Noch am selben Tag fuhren wir zurück nach Eutin. Ich liess mein Auto bei Kevin stehen und fuhr mit Mias Auto heim. Ich konnte und wollte sie nicht alleine fahren lassen. Sie war noch nicht ganz fit und während ich fuhr, konnte sie sich um Leon kümmern, wenn etwas war. Zwischen uns fielen nicht viele Worte. Die einzigen Male wo wir miteinander geredet hatten, waren dann, als es darum ging, wenn jemand auf Klo musste, oder Hunger hatte. Oder wenn wir Leon wickeln und füttern mussten. Aber ansonsten redeten wir nicht. Es war jetzt keine quälende Stille, aber wir wussten beide, dass wir in unseren Gedanken vertieft waren und jeder drüber nachdachte, wie es nun weitergehen sollte. Ich parkte gegen Abend unser Auto, vor unserem Haus und stieg aus. Auch Mia stieg aus und wollte Leon aus dem Kindersitz nehmen. „Ich mach schon." Sagte ich leise und da trat Mia bei Seite. Sie kramte dann nach dem Hausschlüssel und öffnete die Tür und liess mich mit Leon rein. Ich ging mit meinem Sohn direkt nach oben und wickelte ihn noch mal und zog ihm frische Kleidung an. Dann kam ich mit ihm runter und setzte ihn in seinen Hochstuhl. In der Küche schnitt ich ihm etwas Gurke klein und stellte ihm dann den Teller hin und setzte mich zu ihm. Mia ging ihren eigenen Weg und verschwand kurz nach oben. Ich hörte das Wasser der Dusche und sah dann wie sie später frisch geduscht und angezogen die Stufen runterkam. Wir sahen uns beide kurz an und hielten auch einen Moment Blickkontakt, dann ging Mia in die Küche und ich hörte dann die Kaffeemaschine. „Möchtest du auch einen Tee? Oder Kaffee?" sah sie dann aus der Küche und da sah ich von Leon zu Mia. „Gerne einen Kaffee." Nickte ich und da verschwand sie schon wieder in der Küche. Diese Stimmung war richtig komisch und mir tat es weh, wie wir miteinander umgingen. Aber beide hatten wir nen riesen Vertrauensbruch begannen. Auch wenn wir beide dasselbe getan hatten, waren wir damit nicht einfach quitt. Wir hatten uns gegenseitig betrogen und somit auch verletzt.

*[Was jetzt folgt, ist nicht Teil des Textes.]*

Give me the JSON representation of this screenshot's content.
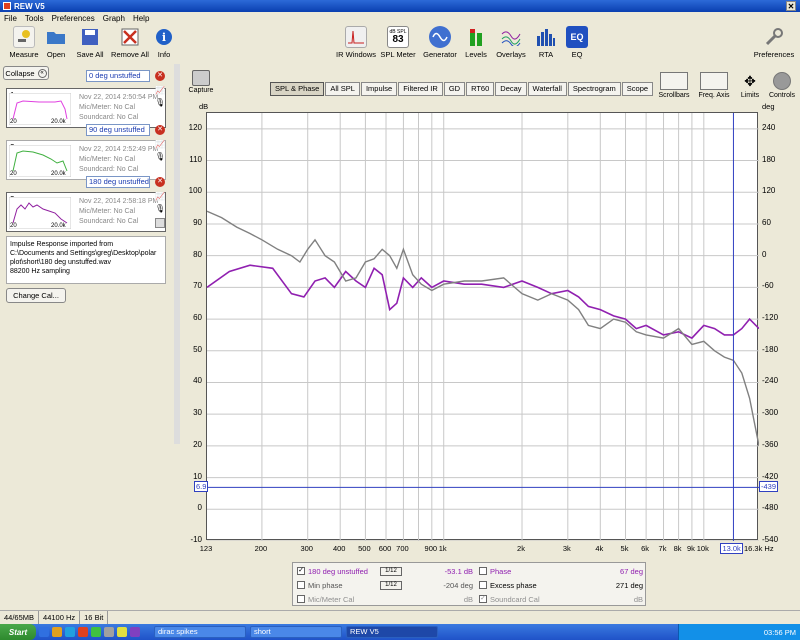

Ich wachte aus meinen Gedanken wieder auf, als mir Mia meine Tasse hinstellte und sich dann mir gegenüber an den Tisch setzte. Sie sah zu Leon und strich ihm durch die Haare und reichte ihm dann ein Stück Gurke, welches er versuchte zu greifen. „Wincent?" sagte sie dann leise und sah zu mir. Ich wandte dann meinen Blick ebenso von Leon ab und sah zu meiner Frau. „Hm?" machte ich und trank einen Schluck vom Kaffee. „Darf ich dich etwas fragen?" sagte sie und sah mich abwartend an. „Ja sicher." Nickte ich und hielt dann die Kaffeetasse mit beiden Händen fest. Mia überlegte einen Moment und atmete dann tief durch, dann blickte sie mir in die Augen und fragte: „Hättest du es mir jemals gesagt?", „Was?" fragte ich dann. „Die Sache mit... ihr." Sagte Mia und eigentlich hätte es mir klar sein sollen, dass sie den Betrug meinte. „Ich meine ich bin sofort zu dir nach München gekommen, nach dem ich bei Amelie war und so ein schlechtes Gewissen hatte." Fuhr Mia fort. „Spätestens wenn ich zu Hause gewesen wäre, hätte mich mein schlechtes Gewissen so sehr aufgefressen, dass ich es dir sofort gesagt hätte." Antwortete ich Mia. Mia nickte leicht, ich sah ihr die Enttäuschung an. Aber sie sah es auch mir an. Es war halt nicht einfach nach dem Motto ‚Wie du mir, so ich dir' wir wussten ja nicht mal etwas davon und dass wir es fast beide gleichzeitig getan hatten, war wohl eher ein Zufall.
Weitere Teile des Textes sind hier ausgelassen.